Subreen defines genocide in a manner far removed from reality, insulting victims of actual genocides in Nazi Germany, Armenia and, more recently, Rwanda and Darfur .
Islamic Horizons' editors did not include the above quotes in their summary of Subreen's review. But it's fair to question why Subreen's writings were included at all, given his anti-Semitic message.
The summary does include Subreen's criticism that Indyk's book is flawed by the author's "anti-Arab views and pro-Israeli spin on history."
The summary also sheds light on Subreen's naïve assertions about the Arab-Israeli conflict. Subreen states that the conflict remains unsolved because of Israel 's leverage over the international community and the United Nations. Likewise, Subreen calls Hamas the Palestinian people's "legitimate representatives" and attacks Indyk for recognizing the violent June 2007 Hamas coup as a military putsch.
Then there's the question of who Subreen is. The footer on his original review and Islamic Horizons' reproduction identifies Subreen as a consultant for the Republican National Committee and a fellow at the Aspen Institute. A Google search for his name turns up only the original book review. The Aspen Institute has no record of Subreen in its database.
Including excerpts of Subreen's review is an interesting editorial decision for a magazine published by a group which spends a considerable amount of time trying to engage in interfaith dialogue with Jews.
ISNA's 2009 46th National Convention featured an anti-Semitic, gay-bashing rant from Warith Deen Umar, who promoted his books on Jewish conspiracies, advocated for "more jihad" and claimed Hurricane Katrina was part of God's wrath for turning against his laws through homosexuality.

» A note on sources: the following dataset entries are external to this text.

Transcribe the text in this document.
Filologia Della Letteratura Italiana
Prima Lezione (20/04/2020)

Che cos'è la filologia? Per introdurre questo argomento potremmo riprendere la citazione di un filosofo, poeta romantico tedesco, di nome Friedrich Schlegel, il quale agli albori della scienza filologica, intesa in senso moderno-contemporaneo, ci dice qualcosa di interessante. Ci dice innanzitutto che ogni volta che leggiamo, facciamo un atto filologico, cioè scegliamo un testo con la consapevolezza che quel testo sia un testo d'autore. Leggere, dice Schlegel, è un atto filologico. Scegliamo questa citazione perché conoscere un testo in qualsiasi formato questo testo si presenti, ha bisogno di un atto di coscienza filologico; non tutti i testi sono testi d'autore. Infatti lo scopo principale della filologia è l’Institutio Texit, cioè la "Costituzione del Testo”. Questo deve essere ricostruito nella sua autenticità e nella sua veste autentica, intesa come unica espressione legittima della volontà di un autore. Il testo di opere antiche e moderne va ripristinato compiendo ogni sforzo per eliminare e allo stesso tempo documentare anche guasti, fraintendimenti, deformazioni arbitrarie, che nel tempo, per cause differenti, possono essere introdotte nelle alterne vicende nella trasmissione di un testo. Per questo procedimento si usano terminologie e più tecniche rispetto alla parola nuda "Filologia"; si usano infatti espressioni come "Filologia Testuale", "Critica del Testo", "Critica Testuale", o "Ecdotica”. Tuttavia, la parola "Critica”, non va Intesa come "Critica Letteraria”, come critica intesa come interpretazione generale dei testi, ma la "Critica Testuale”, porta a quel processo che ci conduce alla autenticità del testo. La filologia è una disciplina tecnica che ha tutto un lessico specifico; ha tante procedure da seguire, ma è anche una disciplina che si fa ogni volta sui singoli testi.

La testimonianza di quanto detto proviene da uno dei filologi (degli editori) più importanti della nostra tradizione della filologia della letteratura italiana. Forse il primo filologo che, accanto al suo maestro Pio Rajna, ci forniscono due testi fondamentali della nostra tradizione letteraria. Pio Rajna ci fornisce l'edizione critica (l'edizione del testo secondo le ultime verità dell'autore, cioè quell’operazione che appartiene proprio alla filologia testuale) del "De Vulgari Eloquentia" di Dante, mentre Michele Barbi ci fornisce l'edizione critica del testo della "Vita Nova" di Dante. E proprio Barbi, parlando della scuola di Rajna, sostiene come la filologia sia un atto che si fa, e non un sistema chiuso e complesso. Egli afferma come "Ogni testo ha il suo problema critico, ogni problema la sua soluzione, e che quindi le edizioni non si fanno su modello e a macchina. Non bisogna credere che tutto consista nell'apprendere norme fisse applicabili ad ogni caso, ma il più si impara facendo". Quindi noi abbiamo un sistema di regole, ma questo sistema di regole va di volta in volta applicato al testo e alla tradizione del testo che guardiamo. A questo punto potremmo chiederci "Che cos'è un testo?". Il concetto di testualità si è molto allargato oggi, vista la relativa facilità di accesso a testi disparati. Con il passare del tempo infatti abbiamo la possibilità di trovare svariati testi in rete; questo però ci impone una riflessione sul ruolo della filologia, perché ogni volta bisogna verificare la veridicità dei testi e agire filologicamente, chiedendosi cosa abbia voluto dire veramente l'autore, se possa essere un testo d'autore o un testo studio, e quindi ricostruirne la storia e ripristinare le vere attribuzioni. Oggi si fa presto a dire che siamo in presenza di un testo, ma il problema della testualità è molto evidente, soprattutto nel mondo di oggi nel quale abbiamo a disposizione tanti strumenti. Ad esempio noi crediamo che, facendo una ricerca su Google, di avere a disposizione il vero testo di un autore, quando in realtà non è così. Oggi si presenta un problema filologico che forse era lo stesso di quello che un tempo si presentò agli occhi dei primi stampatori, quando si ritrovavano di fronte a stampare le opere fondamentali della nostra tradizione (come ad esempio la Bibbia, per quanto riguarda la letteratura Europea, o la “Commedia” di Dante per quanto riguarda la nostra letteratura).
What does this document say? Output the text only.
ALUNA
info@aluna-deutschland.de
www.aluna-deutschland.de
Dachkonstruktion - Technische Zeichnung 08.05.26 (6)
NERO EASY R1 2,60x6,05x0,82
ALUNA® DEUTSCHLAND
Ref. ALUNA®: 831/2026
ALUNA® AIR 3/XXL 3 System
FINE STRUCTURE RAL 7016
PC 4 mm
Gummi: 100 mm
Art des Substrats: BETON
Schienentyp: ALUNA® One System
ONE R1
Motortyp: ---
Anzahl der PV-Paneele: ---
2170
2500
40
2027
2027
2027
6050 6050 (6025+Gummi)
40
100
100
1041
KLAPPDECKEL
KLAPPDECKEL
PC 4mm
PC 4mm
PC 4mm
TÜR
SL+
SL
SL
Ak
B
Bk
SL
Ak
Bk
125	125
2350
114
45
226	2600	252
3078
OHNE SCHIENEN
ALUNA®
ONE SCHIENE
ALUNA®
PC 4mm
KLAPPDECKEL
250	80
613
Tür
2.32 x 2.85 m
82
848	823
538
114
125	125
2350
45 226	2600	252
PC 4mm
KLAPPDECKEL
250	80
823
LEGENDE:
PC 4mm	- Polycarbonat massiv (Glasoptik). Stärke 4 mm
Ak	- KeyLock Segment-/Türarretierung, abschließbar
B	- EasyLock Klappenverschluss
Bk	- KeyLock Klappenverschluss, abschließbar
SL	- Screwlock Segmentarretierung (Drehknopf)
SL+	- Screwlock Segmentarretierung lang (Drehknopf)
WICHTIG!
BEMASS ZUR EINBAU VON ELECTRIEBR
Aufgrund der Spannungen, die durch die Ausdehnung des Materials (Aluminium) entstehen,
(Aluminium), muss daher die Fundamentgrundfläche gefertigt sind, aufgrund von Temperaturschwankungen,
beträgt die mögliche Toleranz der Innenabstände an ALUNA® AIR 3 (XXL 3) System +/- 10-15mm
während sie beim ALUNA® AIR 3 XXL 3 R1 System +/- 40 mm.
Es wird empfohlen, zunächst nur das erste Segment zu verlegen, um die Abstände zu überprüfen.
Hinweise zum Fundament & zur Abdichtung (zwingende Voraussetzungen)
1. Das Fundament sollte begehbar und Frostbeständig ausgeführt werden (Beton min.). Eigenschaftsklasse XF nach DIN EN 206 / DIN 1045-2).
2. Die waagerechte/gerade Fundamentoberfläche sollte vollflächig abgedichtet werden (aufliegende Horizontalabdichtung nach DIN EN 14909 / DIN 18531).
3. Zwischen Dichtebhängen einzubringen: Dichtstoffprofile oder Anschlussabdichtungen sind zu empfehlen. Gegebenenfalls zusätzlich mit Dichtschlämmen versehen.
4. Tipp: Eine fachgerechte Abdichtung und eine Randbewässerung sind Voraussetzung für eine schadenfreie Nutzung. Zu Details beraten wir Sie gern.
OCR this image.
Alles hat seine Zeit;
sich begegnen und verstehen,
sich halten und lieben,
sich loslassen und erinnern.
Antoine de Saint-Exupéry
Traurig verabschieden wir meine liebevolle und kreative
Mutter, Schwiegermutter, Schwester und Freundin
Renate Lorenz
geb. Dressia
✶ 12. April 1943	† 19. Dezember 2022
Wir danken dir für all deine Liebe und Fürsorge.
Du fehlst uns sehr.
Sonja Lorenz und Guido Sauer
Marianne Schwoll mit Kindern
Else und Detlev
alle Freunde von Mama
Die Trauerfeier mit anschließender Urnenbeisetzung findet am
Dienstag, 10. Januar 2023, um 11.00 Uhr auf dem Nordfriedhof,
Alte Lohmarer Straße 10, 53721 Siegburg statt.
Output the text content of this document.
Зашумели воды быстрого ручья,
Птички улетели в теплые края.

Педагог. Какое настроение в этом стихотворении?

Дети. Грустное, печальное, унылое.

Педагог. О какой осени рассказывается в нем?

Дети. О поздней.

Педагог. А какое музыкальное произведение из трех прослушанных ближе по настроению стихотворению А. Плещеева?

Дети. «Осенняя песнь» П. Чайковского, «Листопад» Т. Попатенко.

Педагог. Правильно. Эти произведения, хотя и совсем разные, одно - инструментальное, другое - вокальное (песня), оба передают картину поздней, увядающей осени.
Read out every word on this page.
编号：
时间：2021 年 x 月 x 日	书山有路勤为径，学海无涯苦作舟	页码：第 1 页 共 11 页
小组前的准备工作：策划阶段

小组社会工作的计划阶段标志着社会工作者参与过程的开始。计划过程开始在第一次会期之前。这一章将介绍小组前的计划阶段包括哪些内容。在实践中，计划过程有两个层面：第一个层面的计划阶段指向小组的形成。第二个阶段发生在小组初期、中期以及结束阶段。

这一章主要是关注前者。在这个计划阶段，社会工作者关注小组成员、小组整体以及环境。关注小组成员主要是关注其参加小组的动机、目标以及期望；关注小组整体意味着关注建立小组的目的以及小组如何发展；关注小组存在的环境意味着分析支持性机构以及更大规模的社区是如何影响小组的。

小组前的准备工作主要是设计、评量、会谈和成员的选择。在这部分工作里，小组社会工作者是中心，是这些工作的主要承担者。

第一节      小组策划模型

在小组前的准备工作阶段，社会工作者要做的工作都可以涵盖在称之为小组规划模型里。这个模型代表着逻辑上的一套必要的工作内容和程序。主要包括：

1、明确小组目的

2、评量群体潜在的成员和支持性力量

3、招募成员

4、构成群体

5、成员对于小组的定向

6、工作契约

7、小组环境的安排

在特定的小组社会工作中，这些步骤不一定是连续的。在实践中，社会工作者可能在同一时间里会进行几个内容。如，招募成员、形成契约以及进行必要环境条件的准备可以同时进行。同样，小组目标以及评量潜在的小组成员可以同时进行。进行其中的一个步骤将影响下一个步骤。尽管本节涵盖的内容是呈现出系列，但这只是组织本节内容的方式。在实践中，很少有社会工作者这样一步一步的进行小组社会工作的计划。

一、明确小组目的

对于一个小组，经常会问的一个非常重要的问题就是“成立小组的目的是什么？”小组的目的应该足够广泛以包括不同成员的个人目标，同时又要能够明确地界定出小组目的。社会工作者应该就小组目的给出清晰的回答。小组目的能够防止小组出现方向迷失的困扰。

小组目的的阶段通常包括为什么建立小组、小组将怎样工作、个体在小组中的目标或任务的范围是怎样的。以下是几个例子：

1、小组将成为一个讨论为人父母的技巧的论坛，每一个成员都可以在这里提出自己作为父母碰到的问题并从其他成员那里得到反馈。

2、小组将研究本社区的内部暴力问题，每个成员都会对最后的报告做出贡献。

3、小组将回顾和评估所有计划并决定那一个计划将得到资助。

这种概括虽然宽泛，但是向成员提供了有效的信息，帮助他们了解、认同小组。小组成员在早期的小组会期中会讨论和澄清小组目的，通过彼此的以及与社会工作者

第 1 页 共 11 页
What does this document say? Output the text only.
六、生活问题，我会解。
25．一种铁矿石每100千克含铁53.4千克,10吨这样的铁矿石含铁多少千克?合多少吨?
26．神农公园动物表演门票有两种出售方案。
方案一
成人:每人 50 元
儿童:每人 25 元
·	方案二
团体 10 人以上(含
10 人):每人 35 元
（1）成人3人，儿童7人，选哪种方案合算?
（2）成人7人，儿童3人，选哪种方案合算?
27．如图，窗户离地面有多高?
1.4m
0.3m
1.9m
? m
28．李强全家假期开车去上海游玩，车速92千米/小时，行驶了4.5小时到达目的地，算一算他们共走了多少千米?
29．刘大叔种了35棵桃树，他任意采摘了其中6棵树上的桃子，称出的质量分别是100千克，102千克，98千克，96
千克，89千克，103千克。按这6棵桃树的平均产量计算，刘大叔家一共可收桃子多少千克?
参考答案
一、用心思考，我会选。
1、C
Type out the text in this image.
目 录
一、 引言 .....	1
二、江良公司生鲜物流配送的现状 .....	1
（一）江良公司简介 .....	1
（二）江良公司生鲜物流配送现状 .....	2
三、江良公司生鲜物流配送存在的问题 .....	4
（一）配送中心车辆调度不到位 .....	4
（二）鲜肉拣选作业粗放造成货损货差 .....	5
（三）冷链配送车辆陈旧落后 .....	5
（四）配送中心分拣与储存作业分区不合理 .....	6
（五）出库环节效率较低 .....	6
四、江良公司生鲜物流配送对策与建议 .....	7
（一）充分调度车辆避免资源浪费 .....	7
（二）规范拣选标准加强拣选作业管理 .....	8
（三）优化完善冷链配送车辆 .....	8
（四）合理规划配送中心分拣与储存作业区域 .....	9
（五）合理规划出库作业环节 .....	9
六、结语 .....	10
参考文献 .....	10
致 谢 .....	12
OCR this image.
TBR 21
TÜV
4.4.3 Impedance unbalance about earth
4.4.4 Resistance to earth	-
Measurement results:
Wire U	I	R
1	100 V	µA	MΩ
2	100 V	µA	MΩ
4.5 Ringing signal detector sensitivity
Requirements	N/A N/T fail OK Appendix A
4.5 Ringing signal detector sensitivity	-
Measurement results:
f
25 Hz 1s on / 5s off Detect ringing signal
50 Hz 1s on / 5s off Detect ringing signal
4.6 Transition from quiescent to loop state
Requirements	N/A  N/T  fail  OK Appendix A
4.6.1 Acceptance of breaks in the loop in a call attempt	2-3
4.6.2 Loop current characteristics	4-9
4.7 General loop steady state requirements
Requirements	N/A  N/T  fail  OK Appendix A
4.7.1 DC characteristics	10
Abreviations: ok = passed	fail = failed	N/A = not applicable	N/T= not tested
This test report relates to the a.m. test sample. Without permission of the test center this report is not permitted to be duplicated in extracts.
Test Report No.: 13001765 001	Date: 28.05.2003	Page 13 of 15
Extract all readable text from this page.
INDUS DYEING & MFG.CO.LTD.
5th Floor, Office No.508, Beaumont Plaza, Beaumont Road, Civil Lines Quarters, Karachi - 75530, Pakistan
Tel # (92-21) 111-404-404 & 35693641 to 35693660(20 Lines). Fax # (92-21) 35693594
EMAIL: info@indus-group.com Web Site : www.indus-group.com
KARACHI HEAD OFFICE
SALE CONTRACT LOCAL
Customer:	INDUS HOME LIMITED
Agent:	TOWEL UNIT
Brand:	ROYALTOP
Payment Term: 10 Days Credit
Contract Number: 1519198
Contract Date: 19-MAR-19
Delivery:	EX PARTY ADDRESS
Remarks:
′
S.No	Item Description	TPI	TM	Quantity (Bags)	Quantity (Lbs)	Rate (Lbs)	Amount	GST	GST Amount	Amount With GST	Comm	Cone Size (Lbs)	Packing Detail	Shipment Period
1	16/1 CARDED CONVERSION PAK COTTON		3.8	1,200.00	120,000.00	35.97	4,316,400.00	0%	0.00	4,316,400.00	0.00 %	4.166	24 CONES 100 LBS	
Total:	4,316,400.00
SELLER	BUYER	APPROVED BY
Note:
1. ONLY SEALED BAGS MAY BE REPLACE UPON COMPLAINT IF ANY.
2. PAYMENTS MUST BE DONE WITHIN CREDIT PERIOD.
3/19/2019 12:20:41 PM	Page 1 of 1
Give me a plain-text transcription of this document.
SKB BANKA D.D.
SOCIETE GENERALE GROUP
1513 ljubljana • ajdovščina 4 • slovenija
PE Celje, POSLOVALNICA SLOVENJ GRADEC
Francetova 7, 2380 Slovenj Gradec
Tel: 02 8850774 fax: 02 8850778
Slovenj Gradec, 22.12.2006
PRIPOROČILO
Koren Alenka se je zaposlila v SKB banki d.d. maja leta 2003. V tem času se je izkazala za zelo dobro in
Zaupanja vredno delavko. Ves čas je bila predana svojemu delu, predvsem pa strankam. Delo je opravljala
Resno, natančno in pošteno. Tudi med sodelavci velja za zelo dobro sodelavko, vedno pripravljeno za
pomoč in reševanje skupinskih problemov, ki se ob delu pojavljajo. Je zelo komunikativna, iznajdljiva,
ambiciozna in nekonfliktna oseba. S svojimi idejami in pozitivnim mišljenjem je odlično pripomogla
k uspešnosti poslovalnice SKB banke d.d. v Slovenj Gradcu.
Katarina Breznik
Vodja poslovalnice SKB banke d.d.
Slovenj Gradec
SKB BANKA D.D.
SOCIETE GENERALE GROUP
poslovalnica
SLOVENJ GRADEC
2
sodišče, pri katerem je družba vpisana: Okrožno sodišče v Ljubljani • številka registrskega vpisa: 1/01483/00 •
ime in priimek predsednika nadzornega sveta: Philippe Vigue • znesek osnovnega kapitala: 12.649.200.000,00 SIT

This is not the first time that the book review section of ISNA's magazine has been used to promote questionable content. The March/April issue of Islamic Horizons from this year featured a book review entitled "An Admired Jihad," which discussed the history of an Algerian's fight against French colonialism. This is the lesson that the article drew from this important moment in history:
"Abd el-Kader's resistance to French imperialism and France's belief in its own virtue and superior civilization has many parallels with America's efforts to 'democratize' other countries, especially the Arab world today…Although deeply committed to prayer, Abd el-Kader did not shrink from taking up arms against the French occupiers when necessary."
All of this comes at a particularly critical time, as ISNA is trying to change its image from a Muslim Brotherhood rooted organization to a more palatable partner for interfaith dialogue and government cooperation. Yet, even as ISNA tries to break with its past, the latent feelings of several of its officials continue rising to the surface.
A close examination shows that ISNA is sending mixed signals. It condemns acts of terror but then glorifies jihad. It abhors anti-Semitism but brings known anti-Semites to its conferences or panders to their opinions in its publications.
It is going to take more than empty apologies to establish solid relationships with politicians and other faith based communities that ISNA so badly claims to crave, And before ISNA makes these critical changes, the government should think twice about deepening its engagement with the organization.